HTTPS on LAN - Access via different host

1. Caddy version (caddy version):

v2.3.0

2. How I run Caddy:

Podman/Docker

$ cat Caddyfile 
localhost    

respond "Hello, world!"
$ cat genCaddy.sh 
#!/bin/bash

podman run --detach -p 4080:80 -p 4443:443 \
    --volume /home/$USER/podman-config/nextcloud/Caddyfile:/etc/caddy/Caddyfile:Z \
    --volume nextcloud-caddy:/data \
    --name nextcloud-caddy \
    caddy

a. System environment:

Fedora 33 (Server Edition)
podman version 2.2.1

b. Command:

./genCaddy

c. Service/unit/compose file:

$ cat genCaddy.sh 
#!/bin/bash

podman run --detach -p 4080:80 -p 4443:443 \
    --volume /home/$USER/podman-config/nextcloud/Caddyfile:/etc/caddy/Caddyfile:Z \
    --volume nextcloud-caddy:/data \
    --name nextcloud-caddy \
    caddy

d. My complete Caddyfile or JSON config:

$ cat Caddyfile 
localhost    

respond "Hello, world!"

3. The problem I’m having:

I was trying to set-up caddy as a reverse proxy for my local nextcloud instance. I am only accessing this over my LAN. However, when I run my podman container and go to my servers IP (in this case https://192.168.1.251:4443/) I get the error message in the next section.

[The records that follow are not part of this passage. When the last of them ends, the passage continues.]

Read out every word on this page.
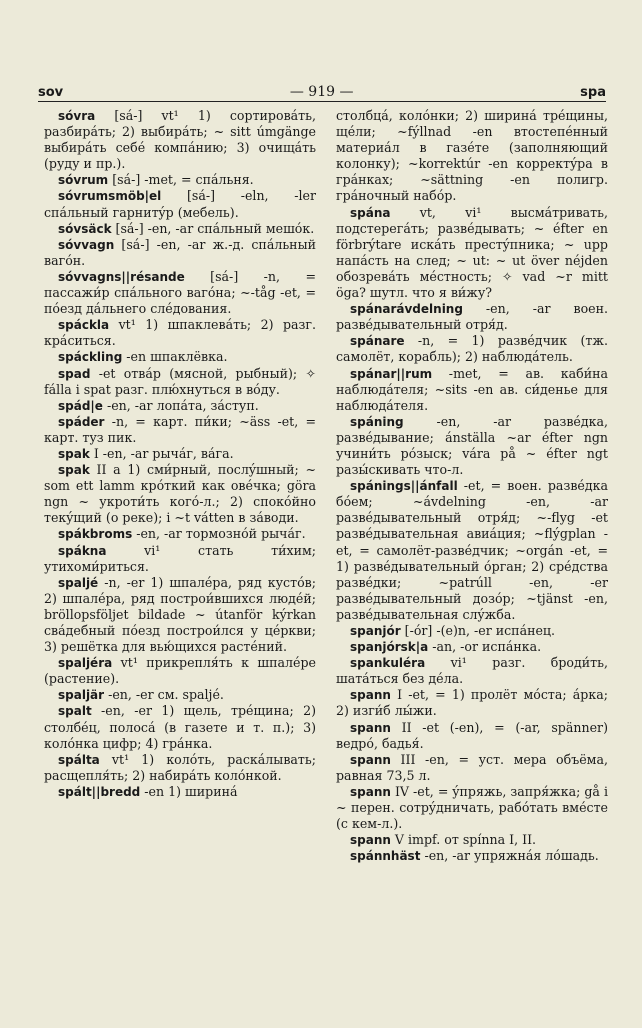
sov	— 919 —	spa

sóvra [sá-] vt¹ 1) сортировáть, разбирáть; 2) выбирáть; ~ sitt úmgänge выбирáть себé компáнию; 3) очищáть (руду и пр.).

sóvrum [sá-] -met, = спáльня.

sóvrumsmöb|el [sá-] -eln, -ler спáльный гарнитýр (мебель).

sóvsäck [sá-] -en, -ar спáльный мешóк.

sóvvagn [sá-] -en, -ar ж.-д. спáльный вагóн.

sóvvagns||résande [sá-] -n, = пассажи́р спáльного вагóна; ~-tåg -et, = пóезд дáльнего слéдования.

spáckla vt¹ 1) шпаклевáть; 2) разг. крáситься.

spáckling -en шпаклёвка.

spad -et отвáр (мясной, рыбный); ✧ fálla i spat разг. плю́хнуться в вóду.

spád|e -en, -ar лопáта, зáступ.

spáder -n, = карт. пи́ки; ~äss -et, = карт. туз пик.

spak I -en, -ar рычáг, вáга.

spak II a 1) сми́рный, послýшный; ~ som ett lamm крóткий как овéчка; göra ngn ~ укроти́ть когó-л.; 2) спокóйно текýщий (о реке); i ~t vátten в зáводи.

spákbroms -en, -ar тормознóй рычáг.

spákna vi¹ стать ти́хим; утихоми́риться.

spaljé -n, -er 1) шпалéра, ряд кустóв; 2) шпалéра, ряд построи́вшихся людéй; bröllopsföljet bildade ~ útanför kýrkan свáдебный пóезд построи́лся у цéркви; 3) решётка для вью́щихся растéний.

spaljéra vt¹ прикрепля́ть к шпалéре (растение).

spaljär -en, -er см. spaljé.

spalt -en, -er 1) щель, трéщина; 2) столбéц, полосá (в газете и т. п.); 3) колóнка цифр; 4) грáнка.

spálta vt¹ 1) колóть, раскáлывать; расщепля́ть; 2) набирáть колóнкой.

spált||bredd -en 1) ширинá

столбцá, колóнки; 2) ширинá трéщины, щéли; ~fýllnad -en втостепéнный материáл в газéте (заполняющий колонку); ~korrektúr -en корректýра в грáнках; ~sättning -en полигр. грáночный набóр.

spána vt, vi¹ высмáтривать, подстерегáть; развéдывать; ~ éfter en förbrýtare искáть престýпника; ~ upp напáсть на след; ~ ut: ~ ut över néjden обозревáть мéстность; ✧ vad ~r mitt öga? шутл. что я ви́жу?

spánarávdelning -en, -ar воен. развéдывательный отря́д.

spánare -n, = 1) развéдчик (тж. самолёт, корабль); 2) наблюдáтель.

spánar||rum -met, = ав. каби́на наблюдáтеля; ~sits -en ав. си́денье для наблюдáтеля.

spáning -en, -ar развéдка, развéдывание; ánställa ~ar éfter ngn учини́ть рóзыск; vára på ~ éfter ngt разы́скивать что-л.

spánings||ánfall -et, = воен. развéдка бóем; ~ávdelning -en, -ar развéдывательный отря́д; ~-flyg -et развéдывательная авиáция; ~flýgplan -et, = самолёт-развéдчик; ~orgán -et, = 1) развéдывательный óрган; 2) срéдства развéдки; ~patrúll -en, -er развéдывательный дозóр; ~tjänst -en, развéдывательная слýжба.

spanjór [-ór] -(e)n, -er испáнец.

spanjórsk|a -an, -or испáнка.

spankuléra vi¹ разг. броди́ть, шатáться без дéла.

spann I -et, = 1) пролёт мóста; áрка; 2) изги́б лы́жи.

spann II -et (-en), = (-ar, spänner) ведрó, бадья́.

spann III -en, = уст. мера объёма, равная 73,5 л.

spann IV -et, = ýпряжь, запря́жка; gå i ~ перен. сотрýдничать, рабóтать вмéсте (с кем-л.).

spann V impf. от spínna I, II.

spánnhäst -en, -ar упряжнáя лóшадь.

4. Error messages and/or full log output:

Firefox error message

5. What I already tried:

I tried running the same container on my workstation and I can access the webpage (via https://localhost:4443), so I am wondering if I am misunderstanding local https. I.e. does local only refer to the machine caddy is running on?

6. Links to relevant resources:

The problem is that you specified localhost in the Caddyfile. This tells Caddy to only manage a certificate for localhost. If you need to access it from elsewhere on your network, you’ll need to configure Caddy to issue certificates for more than just that.

One approach is to use On-Demand TLS, a feature that tells Caddy to issue a cert during the TLS handshake if it doesn’t have one already for that given request. Looks like this:

https:// {
	tls internal {
		on_demand
	}

	respond "Hello world!"
}

Using https:// as the host matcher means that Caddy will accept requests from any hostname instead of only localhost.

1 Like

Thanks .@francislavoie! That fixes the issue!

In addition for anyone else that is using podman and interested in using the nextcloud-fpm container with local HTTPS see Example: Docker Nextcloud-FPM + Caddy v2 webserver - #6

One question though, it seems those certs expire after 24 hours. Is there a way to have those last longer? Since now when I log into my nextcloud I have to re-trust the certs every day.

image

You need to add the root CA cert to your trust stores. Short certificate lifetimes are on purpose.

As in adding the root cert to my client machine?

That’s correct. Since you’re running in Docker, you can find it in /data/pki/authorities/local/root.crt

1 Like

You wrote you are on LAN, do not use automatic HTTPs and domain names.

May I ask why you want Caddy in front of Nextcloud?

Don’t take me wrong. I love Caddy and use it on productive environments with nextcloud.
But I miss the reason why you want to tunnel everything through a reverse proxy (single point of failure) when the source can be directly reached. Nextcloud also could do self signed SSL.

It’s not so much that it’s a single point of failure that’s an issue (in terms of security, a fail-closed single point of ingress is a good thing).

That said, this traffic being entirely local, what Caddy does here is introduce an extra point of failure.

However, that might be worth it if you’re talking about exporting Caddy’s CA and importing that to your clients’ trust stores for internal, validated HTTPS. That’s a winner!

If you’re not exporting Caddy’s CA to your clients, though, @zec is right in that it’s more or less equivalent to just accessing Nextcloud directly with Nextcloud supplying the self-signed cert.

1 Like

That and some people may want more services accesable from the internet via the official port (443). In that case you have to put a Caddy in front. Within the LAN you can choose to have http only or have Caddy issue certificates for your local hosts.

I just wrote a WIki for this.

Thanks! So I’ve added /data/pki/authorities/local/root.crt to my iPhone and enabled it, however if I go to the address in safari it still throws a warning about the cert. Then on my linux machine I’ve imported it to firefox as an authority and it says SEC_ERROR_BAD_SIGNATURE if I visit the address.